= Part VII transfer =

A Part VII transfer, also known as an insurance business transfer scheme, is a transfer of business or parts of a business under Part VII of the Financial Services & Markets Act 2000 in the United Kingdom. Part VII transfers are a common tool used by insurance businesses to address required business transformation in preparation for or in response to Brexit.

== Background ==
Insurance companies based in the United Kingdom can operate in other parts of the European Union under a so-called EU passport arrangement for financial services. Under this arrangement, insurance policies for risks elsewhere in the EU, can be underwritten in the UK. With the UK's departure from the EU, insurers would not be able to pay out claims under such policies. According to the Financial Conduct Authority, this could affect 38 million policyholders with policy values of up to GBP 55 billion.

== Transfer ==
Under a Part VII transfer, an insurance company will set up a separate legal entity in an EU country that will service policies with EU clients after Brexit. A submission to a UK court will be made to transfer the book of business to this EU entity. Once approved, clients will need to be duly informed that their business will move. The process usually takes approximately 18 months. Prior to Brexit, 10 such applications were made to UK courts on average per year. Given the volume of transfers in the run up to the date when the UK leaves the EU, there have been reports about delays in court hearings.

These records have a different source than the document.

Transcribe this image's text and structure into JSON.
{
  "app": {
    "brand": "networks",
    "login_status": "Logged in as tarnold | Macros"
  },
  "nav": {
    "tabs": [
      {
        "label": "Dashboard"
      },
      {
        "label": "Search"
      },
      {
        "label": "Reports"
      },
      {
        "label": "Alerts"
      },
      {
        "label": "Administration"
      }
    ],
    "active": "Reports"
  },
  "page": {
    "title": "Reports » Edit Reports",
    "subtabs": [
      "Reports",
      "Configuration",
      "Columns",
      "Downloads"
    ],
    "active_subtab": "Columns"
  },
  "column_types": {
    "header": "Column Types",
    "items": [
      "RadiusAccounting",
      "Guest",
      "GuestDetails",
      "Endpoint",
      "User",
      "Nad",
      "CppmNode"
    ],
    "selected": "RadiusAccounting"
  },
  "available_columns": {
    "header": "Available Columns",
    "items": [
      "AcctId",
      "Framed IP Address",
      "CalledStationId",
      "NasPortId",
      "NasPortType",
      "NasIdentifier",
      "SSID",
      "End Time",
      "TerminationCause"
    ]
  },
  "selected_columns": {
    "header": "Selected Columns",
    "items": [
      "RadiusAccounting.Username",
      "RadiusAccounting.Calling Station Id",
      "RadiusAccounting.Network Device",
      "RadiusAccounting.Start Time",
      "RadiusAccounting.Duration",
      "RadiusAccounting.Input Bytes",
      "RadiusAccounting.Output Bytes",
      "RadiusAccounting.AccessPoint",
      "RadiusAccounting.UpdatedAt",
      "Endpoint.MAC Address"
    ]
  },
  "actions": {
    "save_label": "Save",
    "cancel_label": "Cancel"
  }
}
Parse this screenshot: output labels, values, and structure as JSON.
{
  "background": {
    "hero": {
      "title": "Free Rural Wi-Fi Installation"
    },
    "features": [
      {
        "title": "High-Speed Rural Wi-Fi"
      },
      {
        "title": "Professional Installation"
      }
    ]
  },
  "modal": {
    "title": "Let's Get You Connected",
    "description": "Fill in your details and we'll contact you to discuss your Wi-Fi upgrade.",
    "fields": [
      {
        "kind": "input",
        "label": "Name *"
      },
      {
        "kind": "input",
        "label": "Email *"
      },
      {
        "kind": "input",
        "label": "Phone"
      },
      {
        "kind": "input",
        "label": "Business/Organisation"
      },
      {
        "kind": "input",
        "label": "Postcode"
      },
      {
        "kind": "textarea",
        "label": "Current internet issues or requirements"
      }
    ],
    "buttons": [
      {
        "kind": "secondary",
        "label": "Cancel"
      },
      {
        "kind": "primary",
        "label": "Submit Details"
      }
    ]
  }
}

The Prudential Regulation Authority (PRA) which oversees insurance businesses has proposed increasing the fee it charges companies for such business transfers to GBP 20,000 effective 1 March 2019 given the complexity of the transaction.

In a similar fashion, banks use the Part VII transfer framework to move their swap business to EU entities.

Approaches and timelines chosen by companies vary given the cost and complexity of the transfer. While some companies have already transferred their business or are in the process of it, others are exploring alternative options. As an alternative to Part VII transfers, some financial institutions have alternatively opted to sign new contracts with clients in their post-Brexit location.